From 
                                an investor's point of view, Mexico has made tremendous 
                                economic and political strides in recent years. 
                                Economic growth has surged, in part because Mexico 
                                has benefited from its membership in the North 
                                American Free Trade Agreement. Mexico's crippling 
                                debt load of the 1980s and early 1990s has been 
                                reduced substantially. Employment is at an all 
                                time high with unemployment at only a 3.1% level 
                                in September. Inflation has been contained at 
                                approximately 4.9% year-on-year. Education levels 
                                are slowly improving. And President Fox was elected 
                                in the freest vote in Mexico’s modern history. 
                                
                                
                                As a consequence of this improvement, Mexico’s 
                                interest rate spreads have narrowed throughout 
                                2002, unlike several other Latin American sovereign 
                                credits. Furthermore, the credit rating agencies 
                                rate Mexico at investment grade levels (Baa2 with 
                                “Moody’s” and “BBB-“ 
                                with Standard & Poor’s). As of December 
                                2002, only Chile is higher rated in the entire 
                                Latin American region. As its credit fundamentals 
                                have improved, Mexico has become an investor darling, 
                                and has issued well-received debt throughout this 
                                past years. We expect the sovereign, Pemex, Telmex, 
                                Cemex and other Mexican issuers to return to the 
                                marketplace in 2003.
                                
                                Of course, there are problems along the way. Mexico's 
                                economic future, more than ever before, is intimately 
                                tied to the United States. As the US economy slows 
                                at year-end, so has Mexico's and earlier growth 
                                economists' forecasts for the year have been recently 
                                reduced from 1.7% to 1.2% GDP growth. This deceleration, 
                                not surprisingly, is directly related to a decline 
                                in export-oriented industrial production. Ironically, 
                                one of the consequences of the improvements in 
                                recent years is that Mexico is now having trouble 
                                competing with certain lower wage economies. Most 
                                notably, there have been several media stories 
                                recently noting how Mexican industry and jobs 
                                in selected low-tech industries are leaving for 
                                lower wage China. We think this is a natural development 
                                in a rapidly modernizing economy, however, Mexican 
                                industry will have to adapt to worker demands 
                                for higher wages and improved benefits, but there 
                                will be an economic cost to this as lower wage 
                                countries continue to compete effectively.

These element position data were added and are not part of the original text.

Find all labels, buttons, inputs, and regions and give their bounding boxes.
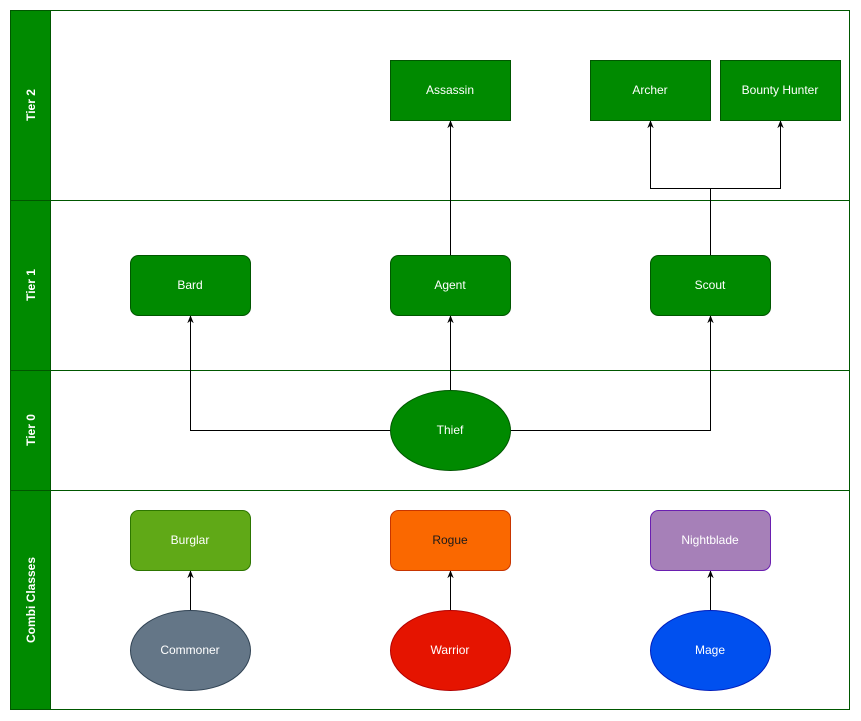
node-label: Bounty Hunter (742, 83, 819, 97)
node-label: Rogue (432, 533, 468, 547)
node-label: Archer (632, 83, 667, 97)
lane-combi-classes: Combi Classes (10, 490, 51, 710)
lane-tier-0: Tier 0 (10, 370, 51, 491)
lane-label-combi-classes: Combi Classes (24, 557, 38, 643)
node-thief[interactable]: Thief (390, 390, 511, 471)
lane-tier-1: Tier 1 (10, 200, 51, 371)
node-nightblade[interactable]: Nightblade (650, 510, 771, 571)
node-label: Scout (695, 278, 726, 292)
node-commoner[interactable]: Commoner (130, 610, 251, 691)
node-label: Bard (177, 278, 202, 292)
lane-label-tier-1: Tier 1 (24, 269, 38, 301)
node-bounty-hunter[interactable]: Bounty Hunter (720, 60, 841, 121)
node-rogue[interactable]: Rogue (390, 510, 511, 571)
node-assassin[interactable]: Assassin (390, 60, 511, 121)
lane-tier-2: Tier 2 (10, 10, 51, 201)
lane-label-tier-2: Tier 2 (24, 89, 38, 121)
node-burglar[interactable]: Burglar (130, 510, 251, 571)
class-tree-diagram: Tier 2 Tier 1 Tier 0 Combi Classes Assas… (10, 10, 850, 710)
node-label: Commoner (160, 643, 219, 657)
node-label: Assassin (426, 83, 474, 97)
node-label: Mage (695, 643, 725, 657)
lane-label-tier-0: Tier 0 (24, 414, 38, 446)
node-label: Nightblade (681, 533, 739, 547)
node-archer[interactable]: Archer (590, 60, 711, 121)
node-scout[interactable]: Scout (650, 255, 771, 316)
node-mage[interactable]: Mage (650, 610, 771, 691)
node-warrior[interactable]: Warrior (390, 610, 511, 691)
node-label: Agent (434, 278, 466, 292)
node-label: Warrior (431, 643, 470, 657)
node-bard[interactable]: Bard (130, 255, 251, 316)
node-agent[interactable]: Agent (390, 255, 511, 316)
node-label: Burglar (171, 533, 210, 547)
node-label: Thief (437, 423, 464, 437)
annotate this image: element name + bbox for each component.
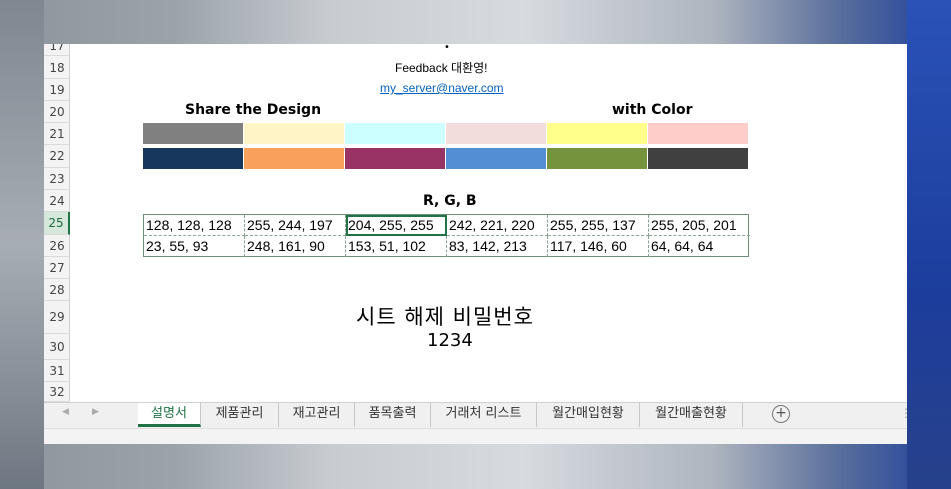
rgb-cell[interactable]: 255, 244, 197 [245,215,346,236]
rgb-cell[interactable]: 153, 51, 102 [346,236,447,257]
row-number[interactable]: 26 [44,235,70,257]
heading-share-design: Share the Design [185,102,322,118]
color-swatch[interactable] [143,148,243,169]
rgb-cell[interactable]: 83, 142, 213 [447,236,548,257]
color-swatch[interactable] [648,123,748,144]
sheet-tab[interactable]: 재고관리 [279,403,355,427]
sheet-tab-bar: ◀ ▶ 설명서 제품관리 재고관리 품목출력 거래처 리스트 월간매입현황 월간매출현황 +… [44,402,907,428]
scroll-left-icon[interactable]: ◀ [62,407,69,417]
sheet-tab[interactable]: 품목출력 [355,403,431,427]
row-number[interactable]: 20 [44,101,70,123]
email-link[interactable]: my_server@naver.com [380,81,504,95]
rgb-cell[interactable]: 117, 146, 60 [548,236,649,257]
password-value: 1234 [427,330,473,351]
feedback-text: Feedback 대환영! [395,61,488,75]
rgb-table: 128, 128, 128 255, 244, 197 204, 255, 255 2… [143,214,750,257]
row-number[interactable]: 29 [44,301,70,334]
scroll-right-icon[interactable]: ▶ [92,407,99,417]
status-bar [44,428,907,444]
background-right [907,0,951,489]
color-swatch[interactable] [244,148,344,169]
row-number[interactable]: 30 [44,334,70,360]
sheet-tab[interactable]: 월간매출현황 [640,403,743,427]
color-swatch[interactable] [547,123,647,144]
tab-bar-splitter[interactable]: ⋮ [900,406,907,420]
partial-mark: • [444,44,450,53]
rgb-cell[interactable]: 204, 255, 255 [346,215,447,236]
background-left [0,0,44,489]
rgb-cell[interactable]: 255, 255, 137 [548,215,649,236]
row-number[interactable]: 23 [44,168,70,190]
color-swatch[interactable] [648,148,748,169]
color-swatch[interactable] [446,148,546,169]
sheet-tab[interactable]: 설명서 [138,403,201,427]
password-label: 시트 해제 비밀번호 [356,305,534,329]
rgb-cell[interactable]: 248, 161, 90 [245,236,346,257]
row-number[interactable]: 17 [44,44,70,56]
rgb-heading: R, G, B [423,193,477,209]
rgb-cell[interactable]: 64, 64, 64 [649,236,750,257]
rgb-cell[interactable]: 255, 205, 201 [649,215,750,236]
color-swatch[interactable] [345,123,445,144]
sheet-tab[interactable]: 거래처 리스트 [431,403,537,427]
row-number[interactable]: 22 [44,145,70,168]
row-number[interactable]: 28 [44,279,70,301]
row-number[interactable]: 31 [44,360,70,382]
row-number[interactable]: 19 [44,79,70,101]
color-swatch[interactable] [244,123,344,144]
add-sheet-icon[interactable]: + [772,405,790,423]
row-number[interactable]: 25 [44,212,70,235]
sheet-tab[interactable]: 월간매입현황 [537,403,640,427]
rgb-cell[interactable]: 242, 221, 220 [447,215,548,236]
heading-with-color: with Color [612,102,693,118]
row-number[interactable]: 27 [44,257,70,279]
spreadsheet-window: 17 18 19 20 21 22 23 24 25 26 27 28 29 30 31 32 • Feedb… [44,44,907,444]
rgb-cell[interactable]: 128, 128, 128 [144,215,245,236]
row-number[interactable]: 18 [44,57,70,79]
row-number[interactable]: 21 [44,123,70,145]
row-number[interactable]: 24 [44,190,70,212]
color-swatch[interactable] [446,123,546,144]
row-header: 17 18 19 20 21 22 23 24 25 26 27 28 29 30 31 32 [44,44,70,402]
sheet-tab[interactable]: 제품관리 [201,403,279,427]
row-number[interactable]: 32 [44,382,70,402]
color-swatch[interactable] [143,123,243,144]
color-swatch[interactable] [547,148,647,169]
color-swatch[interactable] [345,148,445,169]
rgb-cell[interactable]: 23, 55, 93 [144,236,245,257]
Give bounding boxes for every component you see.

                                
                                It is also worth noting that the structural reform 
                                agenda of the Fox Administration is hindered by 
                                a tense relationship between the executive branch 
                                and the PRI, the main opposition party. Structural 
                                reforms in the areas of electricity, labor and 
                                education are needed to improve competitiveness 
                                and to promote economic growth.
                                
                                In the next month, investors should pay attention 
                                to the political wrangling associated with the 
                                next federal Budget. We think that the Budget, 
                                when it is finally passed by year-end, will include 
                                fiscally prudent provisions. Although President 
                                Fox’s administration is assuming a 3.0 % 
                                growth rate in Mexico in 2003, it is also proposing 
                                a modest 1.9 % real increase in expenditures. 

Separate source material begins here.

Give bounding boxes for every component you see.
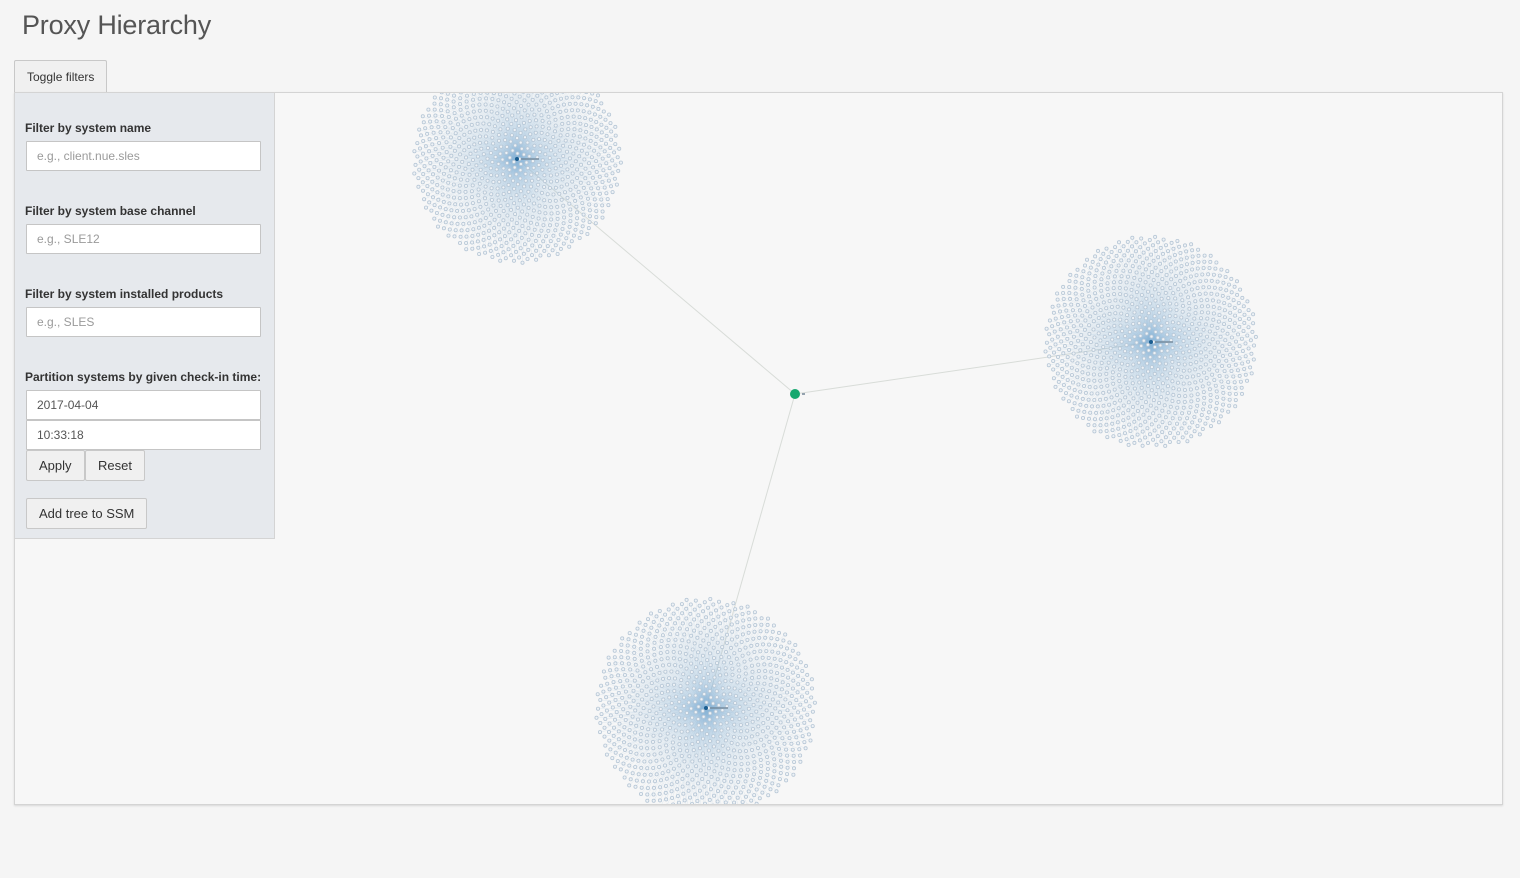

                                Overall revenues are expected to outpace expenditures 
                                slightly. Also, projected oil revenues, which 
                                are critical to the Mexican economy, are based 
                                on a $17.00 per barrel price for the Mexican oil 
                                basket. This is almost $5 below the estimated 
                                average for 2002. Currently, the Mexican oil mix 
                                is hovering near the $20 level. Unless prices 
                                collapse, which is unlikely given the uncertainty 
                                surrounding a potential war in Iraq, it is difficult 
                                to imagine the average oil price in 2003 will 
                                be substantially below the budget assumption.
                                
                                Furthermore, we think the 2003 Budget will include 
                                a provision whereby the deficit target will be 
                                increased to 0.65% from 0.5%. This slight increase 
                                should not be alarming to investors. Away from 
                                the budget, investors will also be focused on 
                                electricity reform negotiations. If these discussions 
                                go well in the next few months, it will send a 
                                very positive sign to the financial community.
                                
                                In short, we expect that Mexico will continue 
                                to grow at a steady pace while maintaining fiscally 
                                prudent policies. President Fox will have to expend 
                                political capital to pass much needed structural 
                                reforms, but we think he will be able to do so. 
                                The 2003 Budget assumptions are conservative and 
                                achievable. At a time of economic and political 
                                uncertainty in much of Latin America, Mexico stands 
                                out as a positive model.